Adjetivadas, extensas, solenes, até grotescas, suas manchetes de capa marcharam contra o reformismo de Jango. Até o 31 de março de 1964, quando, meia volta-volver, marchariam durante 21 anos a favor da ditadura. Cinquenta delas, todas de 1962, estão abaixo:
………………………………………………………………………………………………………..
1) “Comício de desagravo da UNE degenerou em insultos e pregação subversiva” (10/01/1962)
2)“O governador acusa a UNE de ser órgão subversivo e condena o terrorismo” (10/01/1962)
3) “Cem milhões de prejuízo por dia com a greve da Petrobrás” (10/01/1962)
4) “Libelo da Comissão Interamericana de Paz contra o regime cubano” (18/01/1962)
5) “O governador gaúcho incita à rebelião! (25/01/1962)
6) “O regime de Cuba é incompatível com o sistema americano” (25/01/1962)
7) “Senador gaúcho acusa Brizola de estimular a invasão de propriedades” (30/01/1962)
8) “Líderes ferroviários articulam movimento subversivo para fazer do Brasil uma nova Cuba” (30/01/1962)
9) “Preocupa nossa embaixada nos EUA a expropriação da Telefonica” (03/03/1962)
10) “Errou o Brasil ao defender condição especial para Cuba” (10/03/1962)
11) “Vai ser apurada a denúncia do cardeal sobre dominação comunista no meio marítimo” (07/05/1962)
12) “A familia é o primeiro baluarte que se opõe aos totalitarismos” (30/05/1962)
13) “Exército, Marinha e Aeronáutica revelarão o perigo que pesa sobre a nação” (01/06/1962)
14) “Inquieta os arcebispos a ação subversiva da UNE, revela o cardeal Dom Jaime” (02/06/1962)
15) “Os comunistas adotam um sistema definido para a tomada do poder: dividir e usurpar” (03/06/1962)
16) “O ministro da Aeronáutica revela: há sintomas da ação comunista no país” (04/06/1962)
17) “Dom Jaime é o líder espiritual no combate contra o comunismo” (07/06/1962)
18) “Considerado desastroso para o país um 13º mês de salário” (26/04/1962)
19) “Agora, o sr. San Tiago Dantas preconiza o reconhecimento do Partido Comunista” (08/06/1962)
20) “Repulsa geral ao pronunciamento do chanceler San Tiago Dantas” (09/06/1962)

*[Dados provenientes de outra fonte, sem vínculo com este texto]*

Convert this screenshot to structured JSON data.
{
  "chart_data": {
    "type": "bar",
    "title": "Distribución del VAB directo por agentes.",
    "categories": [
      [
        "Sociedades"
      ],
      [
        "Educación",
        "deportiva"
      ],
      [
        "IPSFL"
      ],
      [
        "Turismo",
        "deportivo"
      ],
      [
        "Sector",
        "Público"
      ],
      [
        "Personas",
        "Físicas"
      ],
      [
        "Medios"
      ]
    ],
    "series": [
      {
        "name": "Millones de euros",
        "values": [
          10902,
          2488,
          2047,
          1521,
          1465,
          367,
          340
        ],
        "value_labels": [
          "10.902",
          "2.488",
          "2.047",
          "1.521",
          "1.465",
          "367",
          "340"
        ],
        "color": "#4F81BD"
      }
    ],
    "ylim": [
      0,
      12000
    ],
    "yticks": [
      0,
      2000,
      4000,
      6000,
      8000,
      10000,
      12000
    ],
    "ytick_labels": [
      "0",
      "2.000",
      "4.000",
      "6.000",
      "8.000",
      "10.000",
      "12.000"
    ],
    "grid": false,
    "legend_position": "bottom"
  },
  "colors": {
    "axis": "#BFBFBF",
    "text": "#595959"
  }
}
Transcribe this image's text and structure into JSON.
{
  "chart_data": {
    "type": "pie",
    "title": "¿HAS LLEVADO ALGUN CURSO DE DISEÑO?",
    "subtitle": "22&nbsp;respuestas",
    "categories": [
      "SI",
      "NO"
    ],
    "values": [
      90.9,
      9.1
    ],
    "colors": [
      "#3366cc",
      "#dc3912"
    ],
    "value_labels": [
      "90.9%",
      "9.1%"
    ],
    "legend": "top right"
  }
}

21) “Infiltração comunista através da doação de livros às escolas” (15/06/1962)
22)“Cálculos de votos apontam a derrota de San Tiago Dantas (26/06/1962)
23) “Padre Vidigal: a salvação está rejeição do nome de San Tiago” (26/06/1962)
24) “As bancadas ratificam a rejeição a San Tiago” (27/06/1962)
25) “San Tiago rejeitado pela Câmara dos Deputado como primeiro-ministro” (28/06/1962)
26) “Todos os países comunistas, inclusive a Rússia, devem dinheiro ao Brasil” (12/07/1962)
27) “Ação desagregadora dos comunistas no congresso da UNE em Quitandinha” (23/07/1962)
28) “O comunismo é o grande mal que nos ameaça, advertem os cardeais do Rio e da Bahia” (28/07/1962)
29) “Estudantes paulistas disposto a apoiar o repúdio contra a UNE e a UEE” (01/08/1962)
30) “Alastra-se a reação dos estudantes contra a UNE” (02/08/1962)
31) “Os comunistas ameaçam deflagrar nova greve geral em todo o país” (03/08/1962)
32) “União Nacional dos Extremistas” (06/08/1962)
33) “Deputado diz que o governo deseja esmagar a autonomia universitária” (06/08/1962)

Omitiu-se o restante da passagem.